Часовой уходит. Он выполнил свой долг. Опасность миновала. Гаснет в закатных лучах образ, вновь не сумевший исполниться святости. И все из-за человечка и его кисточек. Теперь, когда он ушел, времени больше нет. Все обмирает с темнотой. А в темноте не может быть ничего настоящего.
— Это ее погубит; либо:
— Это ее погубит; а еще:
— Это ее погубит; и даже:
— Это ее погубит.
Кругом одни холмы.
Моя земля, думал барон Кервол.
Это не совсем болезнь. Похоже на болезнь, но не болезнь. Это что-то полегче. Такое легкое, что назови его — оно и развеется.
— Однажды, когда она была еще маленькой, явился к нам один нищий.
Явился — и затянул колыбельную. Спугнула та колыбельная дрозда — вспорхнул дрозд…
— …спугнула и горлицу — вспорхнула горлица, зашумела крыльями…
— …шорох крыльев, фрр-фрр, как шепот листьев…
— …лет десять назад это было…
— …пролетела горлица за ее окошком — только горлицу и видели; а наша-то вскинула глазки от кукол, сама ни жива ни мертва от страху, прямо с лица спала; сердце у нее захолонуло, того и гляди, душа вон…

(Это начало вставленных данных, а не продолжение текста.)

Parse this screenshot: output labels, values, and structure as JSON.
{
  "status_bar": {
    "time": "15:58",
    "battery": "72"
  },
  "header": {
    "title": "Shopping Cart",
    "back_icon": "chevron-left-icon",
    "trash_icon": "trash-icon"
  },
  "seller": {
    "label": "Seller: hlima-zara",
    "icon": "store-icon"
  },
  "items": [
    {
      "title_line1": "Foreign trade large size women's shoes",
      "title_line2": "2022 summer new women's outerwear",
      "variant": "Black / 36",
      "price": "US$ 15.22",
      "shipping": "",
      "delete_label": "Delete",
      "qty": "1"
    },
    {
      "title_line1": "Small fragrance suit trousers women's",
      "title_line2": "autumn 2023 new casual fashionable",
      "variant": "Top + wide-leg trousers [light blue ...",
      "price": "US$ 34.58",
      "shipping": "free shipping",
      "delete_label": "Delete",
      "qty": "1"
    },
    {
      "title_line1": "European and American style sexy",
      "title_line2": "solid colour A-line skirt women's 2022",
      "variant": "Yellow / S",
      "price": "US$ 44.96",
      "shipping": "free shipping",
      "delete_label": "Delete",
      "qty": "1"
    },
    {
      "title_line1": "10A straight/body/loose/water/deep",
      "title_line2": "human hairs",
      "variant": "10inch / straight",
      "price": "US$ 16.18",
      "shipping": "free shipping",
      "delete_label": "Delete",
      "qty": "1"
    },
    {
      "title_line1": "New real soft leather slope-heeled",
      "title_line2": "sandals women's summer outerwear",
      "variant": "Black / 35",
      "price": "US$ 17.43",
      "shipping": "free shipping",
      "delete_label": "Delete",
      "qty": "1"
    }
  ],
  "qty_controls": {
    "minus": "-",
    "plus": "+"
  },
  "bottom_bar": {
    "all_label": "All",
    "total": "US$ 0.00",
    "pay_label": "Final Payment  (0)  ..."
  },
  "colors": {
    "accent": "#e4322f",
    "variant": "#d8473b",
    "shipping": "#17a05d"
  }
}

— …шорох крыльев, фрр-фрр…
— …того и гляди, душа вон…
— …хотите верьте, хотите нет…
Верили: вырастет — обмогнется. А до поры до времени разостлали по всему дому ковры. И то сказать: она боялась даже звука собственных шагов.
Ковры сплошь белые. Безвредные. Глухие шаги, глухие цвета.
Парковые дорожки шли кругами, с единственным вызывающим исключением в виде четы извилистых аллей, петлявших на размеренно-плавных, как псалмы, поворотах; так было даже разумнее, ведь при известной чувствительности нетрудно догадаться, что любой тупик грозит обернуться западней, а перекресток — идеальным геометрическим насилием, способным устрашить всякого, кто находится во власти подлинной чувствительности, и уж тем паче ее, не то чтобы обладавшую чувствительной душой, а именно что одержимую неуправляемой душевной чувствительностью, раз и навсегда взорвавшейся в неведомо какой момент ее тайной жизни — маленькой, неискушенной жизни, — а затем дошедшей невидимыми путями до самого сердца, и до глаз, и до рук, и до всего состава ее, словно болезнь, хотя вовсе и не болезнь, а что-то полегче, такое легкое, что назови его — оно и развеется.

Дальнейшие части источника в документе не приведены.